La force de l’Union européenne (UE) qui sera déployée au Tchad pourrait être prise pour cible si elle ne fait pas preuve d’impartialité dans le conflit tchadien, a prévenu un des leaders de la rébellion dans l’est du pays.

« S’ils viennent dans le seul but de protéger les réfugiés du Darfour installés dans l’est du Tchad, nous n’y voyons aucun inconvénient », a expliqué à IRIN Albissaty Saleh Allazan, leader du Conseil d’Action Révolutionnaire, à l’issue d’une conférence de presse qui s’est tenue le 14 septembre à Dakar, capitale du Sénégal.

« Mais s’ils finissent par s’interposer entre les troupes de N’djamena [la capitale tchadienne] et nous, alors nous les combattrons ».

Le 10 août, le Secrétaire général des Nations Unies, Ban Ki-moon, avait publié un rapport recommandant « une présence force multidimensionnelle de l’ONU dans l’est du Tchad et le nord-est de la République Centrafricaine » chapeautée par l’UE pendant une période préliminaire de 12 mois, période à l’issue de laquelle une mission des Nations Unies pourrait prendre la relève.

L’UE a approuvé l’envoi d’une telle force et son déploiement pourrait commencer en octobre.

Les groupes rebelles, pour leur part, associent la force de l’UE à la France, l’ancienne puissance coloniale du Tchad.

En effet, les troupes françaises basées à N’djamena auraient joué un rôle déterminant dans l’échec de la tentative d’invasion de la capitale en avril 2006 par un groupe rebelle (même si, depuis, le leader de ce groupe a constitué une alliance avec le gouvernement tchadien).

« Je m’interroge sur les intentions réelles de l’UE », a affirmé Albissaty, dont le mouvement fait partie d’une coalition, avec le Rassemblement des Forces du Changement de Timan Erdimi.

D’après M. Albissaty, l’UE est plus intéressée par l’exploitation des ressources pétrolières que par l’instauration d’une paix durable dans le pays.

« Si l’UE et l’ONU ne prennent pas au sérieux le conflit tchadien, il risque de dégénérer en guerre totale et prendre une tournure semblable au conflit auquel nous assistons en Irak », a-t-il ajouté.

L’UE et l’ONU ont récemment effectué une mission préparatoire au Tchad, mais aucun de ses représentants n’a pris contact avec les leaders de la rébellion, a déploré M. Albissaty. « Nous avons des discussions avec la Croix-Rouge Internationale tout le temps, mais nous n’avions jamais eu avec un représentant de l’UE ou de l’ONU », a-t-il souligné.

« Nous aurions aimé collaborer avec eux », a-t-il ajouté

Selon M. Albissaty, les groupes rebelles souhaitent trouver une issue pacifique au conflit armé et leurs dirigeants ont pris part aux pourparlers de paix organisés à Tripoli par le leader libyen, Mouammar Ghaddafi.

« Au cours des pourparlers, il est clairement apparu que la délégation du gouvernement ne négociait pas en toute bonne foi.
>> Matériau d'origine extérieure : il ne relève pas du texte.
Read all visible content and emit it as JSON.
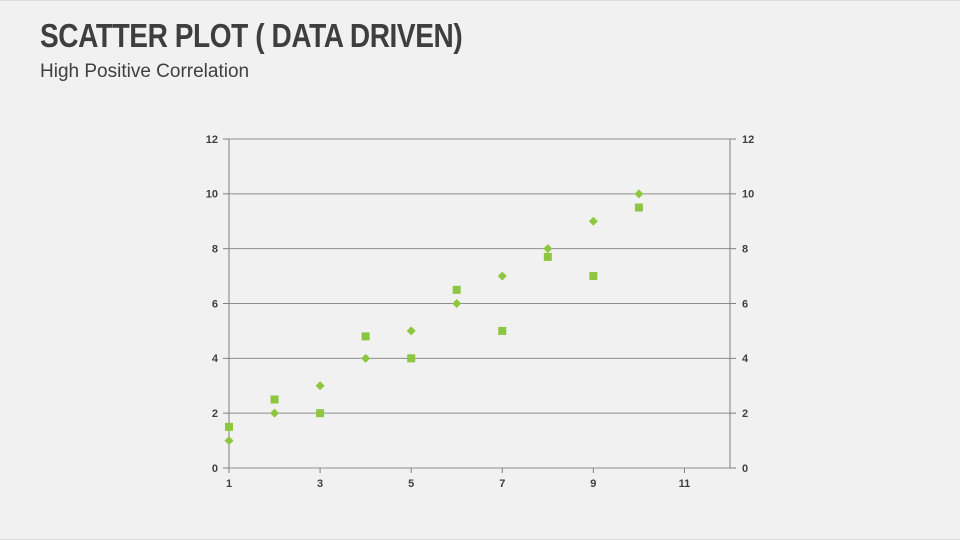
{
  "slide": {
    "title": "SCATTER PLOT ( DATA DRIVEN)",
    "subtitle": "High Positive Correlation"
  },
  "colors": {
    "background": "#f1f1f2",
    "title_text": "#3e3e3e",
    "subtitle_text": "#404040",
    "gridline": "#8e8e8e",
    "axis_line": "#7f7f7f",
    "tick_label": "#404040",
    "marker_green": "#8dc63f"
  },
  "chart_data": {
    "type": "scatter",
    "title": "",
    "xlabel": "",
    "ylabel": "",
    "xlim": [
      1,
      12
    ],
    "ylim": [
      0,
      12
    ],
    "xticks": [
      1,
      3,
      5,
      7,
      9,
      11
    ],
    "yticks": [
      0,
      2,
      4,
      6,
      8,
      10,
      12
    ],
    "y_labels_both_sides": true,
    "grid": "horizontal-only",
    "legend_position": "none",
    "series": [
      {
        "name": "diamond-series",
        "marker": "diamond",
        "color": "#8dc63f",
        "points": [
          [
            1,
            1
          ],
          [
            2,
            2
          ],
          [
            3,
            3
          ],
          [
            4,
            4
          ],
          [
            5,
            5
          ],
          [
            6,
            6
          ],
          [
            7,
            7
          ],
          [
            8,
            8
          ],
          [
            9,
            9
          ],
          [
            10,
            10
          ]
        ]
      },
      {
        "name": "square-series",
        "marker": "square",
        "color": "#8dc63f",
        "points": [
          [
            1,
            1.5
          ],
          [
            2,
            2.5
          ],
          [
            3,
            2
          ],
          [
            4,
            4.8
          ],
          [
            5,
            4
          ],
          [
            6,
            6.5
          ],
          [
            7,
            5
          ],
          [
            8,
            7.7
          ],
          [
            9,
            7
          ],
          [
            10,
            9.5
          ]
        ]
      }
    ]
  }
}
Le gouvernement cherche à nous diviser », a-t-il affirmé.

« Ses représentants ont tenté de nous rencontrer individuellement en nous faisant des promesses et en nous faisant croire que nous trahissions mutuellement, mais cette manœuvre n’a pas marché », a-t-il insisté.

Les troupes rebelles ont une forte puissance militaire capable de faire face à l’armée, a-t-il ajouté.